Forensic Photography

The use of photography in the recording of a crime scene is very important and has become a steadfast part of the investigation process.

As well as witness statements, the reports made by officers and other physical evidence provided by the crime scene itself, photography is used to provide an accurate account that cannot be altered.

Scenes of Crime Officers (SOCO) are charged with the task of recording the scene of a crime using various means; one of the most common of them being photography.

Why is The Scene Photographed?

The crime scene is photographed to minimise the risk of conflicting statements and – if there is a corpse at the scene – it too will be photographed post mortem so that a record of how the body was found, what position it was found in, and the nature of its mortal injuries can be documented for later inspection.

In many cases photographic evidence is very important for both the prosecution and defence counsels. It is also used as a means of displaying the nature of a crime scene to officers of an investigative team who were not able to attend.

The means in which crime scenes are photographed are such that the most intricate of details can be recorded for future reference. There are many different types of lens, camera and indeed light that can be used for this procedure and even night vision photography is used in certain scenarios.

Advances in modern technology have also meant that a crime scene can not only be photographed but also recorded as video to represent an accurate depiction of what was happening at the time; this can be useful in criminal proceedings and subsequent court cases.

How Forensic Photography is Used

A forensic photographer will often use numbered indicators, which are also height indicators and these are placed next to pieces of evidence before they are photographed. This is used to portray height, distance and radius especially if the crime scene is outside or in a very enclosed space. These numbered markers are also used to cross reference the evidence against any reports made and often find themselves known as ‘exhibits’ in subsequent court proceedings.

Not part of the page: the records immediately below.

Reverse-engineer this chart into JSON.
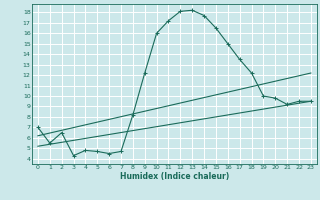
{
  "title": "",
  "xlabel": "Humidex (Indice chaleur)",
  "ylabel": "",
  "bg_color": "#cce8ea",
  "grid_color": "#ffffff",
  "line_color": "#1a6b5a",
  "xlim": [
    -0.5,
    23.5
  ],
  "ylim": [
    3.5,
    18.8
  ],
  "xticks": [
    0,
    1,
    2,
    3,
    4,
    5,
    6,
    7,
    8,
    9,
    10,
    11,
    12,
    13,
    14,
    15,
    16,
    17,
    18,
    19,
    20,
    21,
    22,
    23
  ],
  "yticks": [
    4,
    5,
    6,
    7,
    8,
    9,
    10,
    11,
    12,
    13,
    14,
    15,
    16,
    17,
    18
  ],
  "line1_x": [
    0,
    1,
    2,
    3,
    4,
    5,
    6,
    7,
    8,
    9,
    10,
    11,
    12,
    13,
    14,
    15,
    16,
    17,
    18,
    19,
    20,
    21,
    22,
    23
  ],
  "line1_y": [
    7.0,
    5.5,
    6.5,
    4.3,
    4.8,
    4.7,
    4.5,
    4.7,
    8.2,
    12.2,
    16.0,
    17.2,
    18.1,
    18.2,
    17.7,
    16.5,
    15.0,
    13.5,
    12.2,
    10.0,
    9.8,
    9.2,
    9.5,
    9.5
  ],
  "line2_x": [
    0,
    23
  ],
  "line2_y": [
    5.2,
    9.5
  ],
  "line3_x": [
    0,
    23
  ],
  "line3_y": [
    6.2,
    12.2
  ],
  "marker": "+"
}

Crime scene photographs are also used – not only as a means of evidence – but also as a blueprint for reconstructing a scene or event at a later stage. These reconstructive events can be used as a means of jogging the memories of passers-by who may have been witness to an event or saw a perpetrator without realising they had.

Photography is also used to catalogue the series of events, which occur from the time a corpse is found – and removed from a crime scene – and taken for autopsy. The autopsy itself is photographed so that all relevant details as to the procedure can be recorded and that all visible wounds are catalogued.

Again while the pathologist is performing the autopsy photographs of the internal organs are taken so that internal injuries can be noted; these photographs are often used in court proceedings as a means of providing the jury with relevant information without presenting them with too much gore. Expert witnesses are often called upon to explain the whys and wherefores of the images photographed.

All photographs or video taken at a crime scene are indelibly time and date stamped.